EDOT-based conjugated polymers accessed via C-H direct arylation for efficient photocatalytic hydrogen production.

Abstract

3,4-Ethylene dioxythiophene (EDOT), as a monomer of commercial conductive poly(3,4-ethylene dioxythiophene) (PEDOT), has been facilely incorporated into a series of new π-conjugated polymer-based photocatalysts, i.e., BSO2–EDOT, DBT–EDOT, Py–EDOT and DFB–EDOT, through atom-economic C–H direct arylation polymerization (DArP). The photocatalytic hydrogen production (PHP) test shows that donor–acceptor (D–A)-type BSO2–EDOT renders the highest hydrogen evolution rate (HER) among the linear conjugated polymers (CPs) ever reported. A HER up to 0.95 mmol h−1/6 mg under visible light irradiation and an unprecedented apparent quantum yield of 13.6% at 550 nm are successfully achieved.
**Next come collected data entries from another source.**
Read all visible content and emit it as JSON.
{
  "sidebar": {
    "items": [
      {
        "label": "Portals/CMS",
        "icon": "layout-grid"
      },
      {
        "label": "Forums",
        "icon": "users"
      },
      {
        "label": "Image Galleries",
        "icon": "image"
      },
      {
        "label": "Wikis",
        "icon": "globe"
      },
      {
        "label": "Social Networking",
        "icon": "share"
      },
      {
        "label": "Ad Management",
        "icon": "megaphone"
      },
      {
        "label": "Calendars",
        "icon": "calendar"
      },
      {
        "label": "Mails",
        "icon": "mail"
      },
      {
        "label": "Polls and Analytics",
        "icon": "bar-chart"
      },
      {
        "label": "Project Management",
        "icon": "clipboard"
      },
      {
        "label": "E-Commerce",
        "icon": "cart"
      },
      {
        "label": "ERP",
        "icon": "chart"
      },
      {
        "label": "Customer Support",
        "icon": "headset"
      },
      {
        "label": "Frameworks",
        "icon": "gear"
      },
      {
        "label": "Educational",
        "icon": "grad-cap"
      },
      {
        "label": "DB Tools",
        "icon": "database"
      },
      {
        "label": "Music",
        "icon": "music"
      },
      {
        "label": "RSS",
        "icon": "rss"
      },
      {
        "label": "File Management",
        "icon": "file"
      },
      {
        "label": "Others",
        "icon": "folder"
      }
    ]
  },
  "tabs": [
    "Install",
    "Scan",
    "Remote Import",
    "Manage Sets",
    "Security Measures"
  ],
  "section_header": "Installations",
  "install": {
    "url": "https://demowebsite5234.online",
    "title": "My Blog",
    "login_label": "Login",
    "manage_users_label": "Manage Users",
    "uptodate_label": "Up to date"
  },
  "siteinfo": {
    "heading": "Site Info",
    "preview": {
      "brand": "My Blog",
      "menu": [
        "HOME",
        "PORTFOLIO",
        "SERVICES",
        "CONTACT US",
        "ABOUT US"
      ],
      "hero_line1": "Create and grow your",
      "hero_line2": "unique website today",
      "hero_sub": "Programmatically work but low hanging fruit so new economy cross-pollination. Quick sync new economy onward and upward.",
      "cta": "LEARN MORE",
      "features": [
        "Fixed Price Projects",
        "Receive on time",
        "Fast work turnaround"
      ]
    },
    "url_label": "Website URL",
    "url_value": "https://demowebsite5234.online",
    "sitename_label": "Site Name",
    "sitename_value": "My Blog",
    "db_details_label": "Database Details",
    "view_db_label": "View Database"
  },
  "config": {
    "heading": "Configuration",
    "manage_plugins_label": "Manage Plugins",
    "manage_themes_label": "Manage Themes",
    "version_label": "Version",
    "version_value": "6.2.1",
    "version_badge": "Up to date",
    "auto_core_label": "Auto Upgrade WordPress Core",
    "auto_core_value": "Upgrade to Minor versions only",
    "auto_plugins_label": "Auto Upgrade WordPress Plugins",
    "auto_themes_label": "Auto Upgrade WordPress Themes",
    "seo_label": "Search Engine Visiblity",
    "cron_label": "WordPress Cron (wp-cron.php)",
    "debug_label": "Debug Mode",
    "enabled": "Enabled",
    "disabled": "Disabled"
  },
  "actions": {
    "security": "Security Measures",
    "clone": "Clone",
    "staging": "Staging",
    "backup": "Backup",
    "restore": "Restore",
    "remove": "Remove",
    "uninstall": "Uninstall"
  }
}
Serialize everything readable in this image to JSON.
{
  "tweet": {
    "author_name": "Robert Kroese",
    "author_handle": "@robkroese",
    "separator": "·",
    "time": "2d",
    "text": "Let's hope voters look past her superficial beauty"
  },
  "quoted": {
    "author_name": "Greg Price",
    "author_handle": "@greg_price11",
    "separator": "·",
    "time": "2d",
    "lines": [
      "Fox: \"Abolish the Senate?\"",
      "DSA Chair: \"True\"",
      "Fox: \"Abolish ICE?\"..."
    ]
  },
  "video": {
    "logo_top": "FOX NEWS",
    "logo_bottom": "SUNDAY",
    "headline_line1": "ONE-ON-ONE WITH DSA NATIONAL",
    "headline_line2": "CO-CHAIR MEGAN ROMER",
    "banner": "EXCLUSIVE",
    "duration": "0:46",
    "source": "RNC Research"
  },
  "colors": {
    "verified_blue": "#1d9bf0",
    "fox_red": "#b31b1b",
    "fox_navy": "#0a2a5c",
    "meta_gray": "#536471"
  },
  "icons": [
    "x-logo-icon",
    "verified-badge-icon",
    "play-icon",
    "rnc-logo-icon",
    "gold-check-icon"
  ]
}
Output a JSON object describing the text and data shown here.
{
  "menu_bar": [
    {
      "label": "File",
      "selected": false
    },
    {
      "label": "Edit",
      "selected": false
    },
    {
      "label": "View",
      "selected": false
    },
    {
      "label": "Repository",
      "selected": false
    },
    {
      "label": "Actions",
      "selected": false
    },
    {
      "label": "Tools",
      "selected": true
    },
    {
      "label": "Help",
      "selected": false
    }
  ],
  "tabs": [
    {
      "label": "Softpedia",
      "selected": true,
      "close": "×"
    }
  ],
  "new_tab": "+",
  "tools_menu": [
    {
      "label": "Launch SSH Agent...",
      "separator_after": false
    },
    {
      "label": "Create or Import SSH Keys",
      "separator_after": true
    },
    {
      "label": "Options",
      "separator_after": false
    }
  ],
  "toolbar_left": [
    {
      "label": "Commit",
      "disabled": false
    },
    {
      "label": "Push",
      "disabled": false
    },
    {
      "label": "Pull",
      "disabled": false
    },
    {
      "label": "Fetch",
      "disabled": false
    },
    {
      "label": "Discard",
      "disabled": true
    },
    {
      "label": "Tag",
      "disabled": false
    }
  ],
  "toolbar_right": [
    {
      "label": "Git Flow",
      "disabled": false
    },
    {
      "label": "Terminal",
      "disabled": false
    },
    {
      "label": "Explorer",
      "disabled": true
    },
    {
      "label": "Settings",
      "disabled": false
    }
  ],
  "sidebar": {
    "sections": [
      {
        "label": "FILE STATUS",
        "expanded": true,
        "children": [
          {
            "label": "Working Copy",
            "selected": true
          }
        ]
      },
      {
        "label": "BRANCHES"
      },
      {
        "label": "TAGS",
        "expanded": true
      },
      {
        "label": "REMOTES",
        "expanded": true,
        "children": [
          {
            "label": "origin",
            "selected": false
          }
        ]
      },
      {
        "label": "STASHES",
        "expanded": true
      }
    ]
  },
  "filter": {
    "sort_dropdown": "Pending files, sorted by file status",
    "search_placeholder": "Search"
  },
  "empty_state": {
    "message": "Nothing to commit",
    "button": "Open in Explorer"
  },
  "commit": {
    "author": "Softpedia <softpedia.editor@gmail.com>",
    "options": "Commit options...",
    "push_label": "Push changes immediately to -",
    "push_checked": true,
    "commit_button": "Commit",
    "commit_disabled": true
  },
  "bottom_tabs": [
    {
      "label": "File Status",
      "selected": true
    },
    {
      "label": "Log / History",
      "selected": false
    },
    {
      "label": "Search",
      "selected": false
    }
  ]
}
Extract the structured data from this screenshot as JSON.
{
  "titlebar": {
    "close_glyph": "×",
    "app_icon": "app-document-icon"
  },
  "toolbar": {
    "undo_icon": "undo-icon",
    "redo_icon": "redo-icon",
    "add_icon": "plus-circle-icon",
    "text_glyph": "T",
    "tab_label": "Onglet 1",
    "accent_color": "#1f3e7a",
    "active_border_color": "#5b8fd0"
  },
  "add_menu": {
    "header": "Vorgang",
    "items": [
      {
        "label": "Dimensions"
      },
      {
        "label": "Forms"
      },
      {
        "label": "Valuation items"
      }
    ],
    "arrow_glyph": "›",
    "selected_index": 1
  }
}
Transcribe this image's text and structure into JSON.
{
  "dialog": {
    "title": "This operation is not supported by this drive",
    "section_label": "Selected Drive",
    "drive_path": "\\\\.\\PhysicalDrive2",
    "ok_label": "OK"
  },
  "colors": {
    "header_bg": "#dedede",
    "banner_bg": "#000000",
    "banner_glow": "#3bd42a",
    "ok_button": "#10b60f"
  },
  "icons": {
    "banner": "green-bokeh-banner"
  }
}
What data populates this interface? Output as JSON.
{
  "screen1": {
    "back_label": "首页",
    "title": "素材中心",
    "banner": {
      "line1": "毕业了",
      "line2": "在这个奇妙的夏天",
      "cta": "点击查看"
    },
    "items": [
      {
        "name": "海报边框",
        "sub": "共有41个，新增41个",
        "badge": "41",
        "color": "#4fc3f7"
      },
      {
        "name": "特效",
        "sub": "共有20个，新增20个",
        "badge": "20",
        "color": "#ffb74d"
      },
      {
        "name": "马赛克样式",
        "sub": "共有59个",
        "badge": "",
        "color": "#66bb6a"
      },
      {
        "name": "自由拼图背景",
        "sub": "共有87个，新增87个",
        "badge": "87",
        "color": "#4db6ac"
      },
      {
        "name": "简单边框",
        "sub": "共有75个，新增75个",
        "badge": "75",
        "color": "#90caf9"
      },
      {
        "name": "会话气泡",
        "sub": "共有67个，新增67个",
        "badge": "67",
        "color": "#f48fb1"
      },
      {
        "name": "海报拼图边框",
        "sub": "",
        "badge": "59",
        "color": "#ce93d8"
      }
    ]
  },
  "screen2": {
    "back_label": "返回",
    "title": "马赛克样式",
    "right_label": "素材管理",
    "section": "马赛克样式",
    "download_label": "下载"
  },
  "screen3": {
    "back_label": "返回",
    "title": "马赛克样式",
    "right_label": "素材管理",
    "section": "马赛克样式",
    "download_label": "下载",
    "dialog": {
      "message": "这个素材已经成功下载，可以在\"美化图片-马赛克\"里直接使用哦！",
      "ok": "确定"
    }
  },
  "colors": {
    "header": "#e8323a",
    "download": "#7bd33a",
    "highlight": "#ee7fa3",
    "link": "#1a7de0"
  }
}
Note that the photocatalytic activities of the C–H/C–Br coupling-derived EDOT-based CPs are superior to those of their counterparts derived from the classical C–Sn/C–Br Stille coupling, demonstrating that EDOT is a promising electron-rich building block which can be facilely integrated into CP-based photocatalysts. Systematic studies reveal that the enhanced water wettability by the integration of polar BSO2 with hydrophilic EDOT, the increased electron-donating ability by O–C p–π conjugation, the improved electron transfer by D–A architecture, broad light harvesting, and the nano-sized colloidal character in a H2O/NMP mixed solvent rendered BSO2–EDOT as one of the best CP photocatalysts toward PHP.